Laurent Levrey

Sommaire

La frontière entre le greenwashing et la mise en place d'une stratégie RSE est parfois vite franchie… Pour se donner bonne conscience et séduire certains consommateurs peu regardants, de nombreuses enseignes jouent avec le vocabulaire et les codes de l’écologie. Se présenter comme adjacent à une solution écologique éprouvée, (re)peindre un emballage en vert, s’inventer un label à consonance altermondialiste, les exemples flagrants de greenwashing ne manquent pas.

Le greenwashing, c’est quoi exactement ? Pourquoi est-ce dangereux ? Comment reconnaître l’écoblanchiment pour l’éviter ?

Qu’est-ce que le greenwashing ? Définition et enjeux.

Le greenwashing ( « écoblanchiment » dans sa traduction française, ou encore « verdissage »), adopté de plus en plus fréquemment par certaines entreprises, se définit comme une stratégie de communication et de marketing visant à faire croire que l’entreprise a une politique écoresponsable.

✅ Le greenwashing signifie « verdir » ou donner une image écologique à des entreprises et à des produits qui ne le sont pas selon l’ADEME (Agence De l’Environnement et de la Maîtrise de l’Energie).

L’expression « greenwashing » provient de la contraction des termes anglais green (vert) et whitewashing (blanchiment à la chaux, puis camouflage ou encore travestissement). Popularisé dans les années 2000, le terme remonte aux années 1990, lorsqu’il est employé pour la première fois par des ONG souhaitant mettre à l'index les pratiques douteuses de grands groupes industriels.

Le greenwashing : une forme de publicité mensongère 

Le principe même du greenwashing consiste à avancer des arguments écologiques afin de faire rayonner une marque et de l’inscrire aux yeux du public dans une démarche écoresponsable.

De fait, les actions engagées relèvent plus de dépenses publicitaires que de véritables mesures en faveur de l'environnement et du développement durable. Ces arguments peuvent tourner autour de thématiques comme les énergies renouvelables, le recyclage, la préservation de l’eau ou l’arrêt de l’utilisation de certains polluants. 

Bien évidemment, quand ces arguments sont avancés en s’appuyant sur des faits, il va de soi que l’entreprise n’est pas dans une démarche de greenwashing. Le problème réside dans l’envie de faire croire que l’entreprise est engagée, quand elle ne l’est que par les mots.

Greenly -Quels sont les leviers du Greenwashing ?

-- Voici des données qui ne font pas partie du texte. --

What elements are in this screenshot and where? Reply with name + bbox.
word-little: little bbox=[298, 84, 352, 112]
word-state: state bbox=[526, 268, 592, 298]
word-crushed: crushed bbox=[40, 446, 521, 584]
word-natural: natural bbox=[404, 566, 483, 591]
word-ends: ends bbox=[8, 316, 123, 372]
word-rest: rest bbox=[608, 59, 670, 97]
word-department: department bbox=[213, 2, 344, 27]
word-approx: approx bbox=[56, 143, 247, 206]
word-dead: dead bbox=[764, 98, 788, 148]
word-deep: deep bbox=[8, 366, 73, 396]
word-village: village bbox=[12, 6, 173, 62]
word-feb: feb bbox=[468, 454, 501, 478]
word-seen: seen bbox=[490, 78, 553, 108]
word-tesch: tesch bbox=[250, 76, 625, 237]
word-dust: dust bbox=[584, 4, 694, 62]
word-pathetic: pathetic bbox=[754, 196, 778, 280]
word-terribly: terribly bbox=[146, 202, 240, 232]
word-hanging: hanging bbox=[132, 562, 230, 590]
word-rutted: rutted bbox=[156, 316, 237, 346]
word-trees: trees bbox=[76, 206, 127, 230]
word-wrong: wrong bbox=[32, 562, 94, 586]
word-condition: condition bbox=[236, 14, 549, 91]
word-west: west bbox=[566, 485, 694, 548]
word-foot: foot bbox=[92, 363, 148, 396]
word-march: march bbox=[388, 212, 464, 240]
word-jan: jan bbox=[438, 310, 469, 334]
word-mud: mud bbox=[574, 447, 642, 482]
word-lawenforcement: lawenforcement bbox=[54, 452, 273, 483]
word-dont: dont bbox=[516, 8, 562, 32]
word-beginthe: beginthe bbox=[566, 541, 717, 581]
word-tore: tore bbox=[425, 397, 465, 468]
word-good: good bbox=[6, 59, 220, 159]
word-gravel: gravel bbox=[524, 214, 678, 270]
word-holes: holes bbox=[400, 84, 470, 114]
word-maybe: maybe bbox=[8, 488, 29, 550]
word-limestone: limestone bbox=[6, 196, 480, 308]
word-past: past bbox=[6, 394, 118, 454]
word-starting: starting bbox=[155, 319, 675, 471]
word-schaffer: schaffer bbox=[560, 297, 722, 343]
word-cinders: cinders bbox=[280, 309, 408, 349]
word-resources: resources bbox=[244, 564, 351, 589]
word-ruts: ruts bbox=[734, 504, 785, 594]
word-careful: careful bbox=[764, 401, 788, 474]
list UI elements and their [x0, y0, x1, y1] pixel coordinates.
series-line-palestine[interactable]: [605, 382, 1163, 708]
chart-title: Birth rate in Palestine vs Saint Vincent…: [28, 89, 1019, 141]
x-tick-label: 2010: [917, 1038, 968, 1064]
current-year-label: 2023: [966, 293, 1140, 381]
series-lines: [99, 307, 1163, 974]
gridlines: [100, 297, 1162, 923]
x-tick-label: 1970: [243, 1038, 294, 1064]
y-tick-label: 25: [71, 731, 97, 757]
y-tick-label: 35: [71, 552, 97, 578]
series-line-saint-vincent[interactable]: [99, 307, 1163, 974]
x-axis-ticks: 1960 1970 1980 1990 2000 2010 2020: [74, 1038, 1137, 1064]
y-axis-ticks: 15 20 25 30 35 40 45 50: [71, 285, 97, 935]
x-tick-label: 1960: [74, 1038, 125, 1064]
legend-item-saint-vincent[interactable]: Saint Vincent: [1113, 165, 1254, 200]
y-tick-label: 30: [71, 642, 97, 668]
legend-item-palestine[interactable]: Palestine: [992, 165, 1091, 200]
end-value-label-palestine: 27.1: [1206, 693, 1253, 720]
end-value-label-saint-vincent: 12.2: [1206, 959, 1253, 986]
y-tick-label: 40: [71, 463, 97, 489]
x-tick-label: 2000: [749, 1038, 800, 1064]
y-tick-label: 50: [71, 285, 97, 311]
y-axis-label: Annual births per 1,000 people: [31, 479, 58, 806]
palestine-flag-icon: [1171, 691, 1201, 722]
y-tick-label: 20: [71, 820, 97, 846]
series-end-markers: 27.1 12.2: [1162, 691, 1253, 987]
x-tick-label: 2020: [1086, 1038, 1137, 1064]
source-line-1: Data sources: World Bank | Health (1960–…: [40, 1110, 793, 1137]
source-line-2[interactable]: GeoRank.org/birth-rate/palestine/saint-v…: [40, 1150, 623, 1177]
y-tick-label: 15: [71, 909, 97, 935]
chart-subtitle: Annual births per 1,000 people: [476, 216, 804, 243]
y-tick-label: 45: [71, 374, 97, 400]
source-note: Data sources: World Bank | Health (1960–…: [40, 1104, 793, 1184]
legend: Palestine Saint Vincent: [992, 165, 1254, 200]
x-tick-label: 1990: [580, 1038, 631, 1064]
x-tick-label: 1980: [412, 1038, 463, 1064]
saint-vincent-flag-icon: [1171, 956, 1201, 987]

L'agence de communication britannique Futerra a ainsi établi plusieurs critères permettant de détecter la pratique du greenwashing. Les éléments pour reconnaître le greenwashing concernent : 

  • l’usage de produits verts par une entreprise qui ne l'est pas ;
  • l’usage d'images suggestives ;
  • l’utilisation de slogans abusifs, de jargon écologique ou au contraire de termes approximatifs ;l’absence de preuve apportées pour soutenir un discours ;
  • la référence à des amis imaginaires ;
  • le fait de « prétendre qu'on est les premiers d'une classe sans dire qu'elle est composée de mauvais élèves ».  

À cette liste, l’ADEME ajoute : 

  •  les promesses disproportionnées ;
  •  la mise en avant de faux éco labels (autoproclamés et ne correspondant à aucun référentiel) ;
  •  la mise en avant de pratiques durables sans rapport avec le produit.

La définition du greenwashing selon les acteurs du marketing et de la transition écologique

Aujourd’hui, le greenwashing est considéré comme une pratique abusive ou mensongère destinée à tromper les consommateurs. Il est évidemment vigoureusement dénoncé par l’ARPP (Autorité de Régulation Professionnelle de la Publicité) et l’ADEME.

Le greenwashing selon l’ADEME

Pour prévenir les dérives, l’ADEME a publié un Guide Anti Greenwashing à destination des marques afin qu’elles puissent auto-évaluer la pertinence de leurs actions de communication liées au développement durable. 

Sponge Bob

🎯 Objectif : éviter d’utiliser abusivement l’argument écologique en dehors des cas de réelles innovations, de mesures hors norme ou d’actions ayant un très fort impact. Un conseil tiré du guide : « Ce n’est pas parce que votre message respecte les règles existantes qu’il ne faut pas s’interroger sur les moyens mis en œuvre pour le réaliser : évitez de faire comme cette entreprise qui, pour une campagne de valorisation de sa démarche environnementale voulait faire réaliser des photos d’une montagne... en hélicoptère ! »

Le greenwashing selon l'ARPP

Pour contrecarrer le greenwashing, L'ARPP recommande une double responsabilité des entreprises. Elles doivent ainsi faire une présentation précise des propriétés de leurs produits et de leurs actions en matière de développement durable, en respectant le triptyque croissance économique, intégration sociale et protection de l'environnement.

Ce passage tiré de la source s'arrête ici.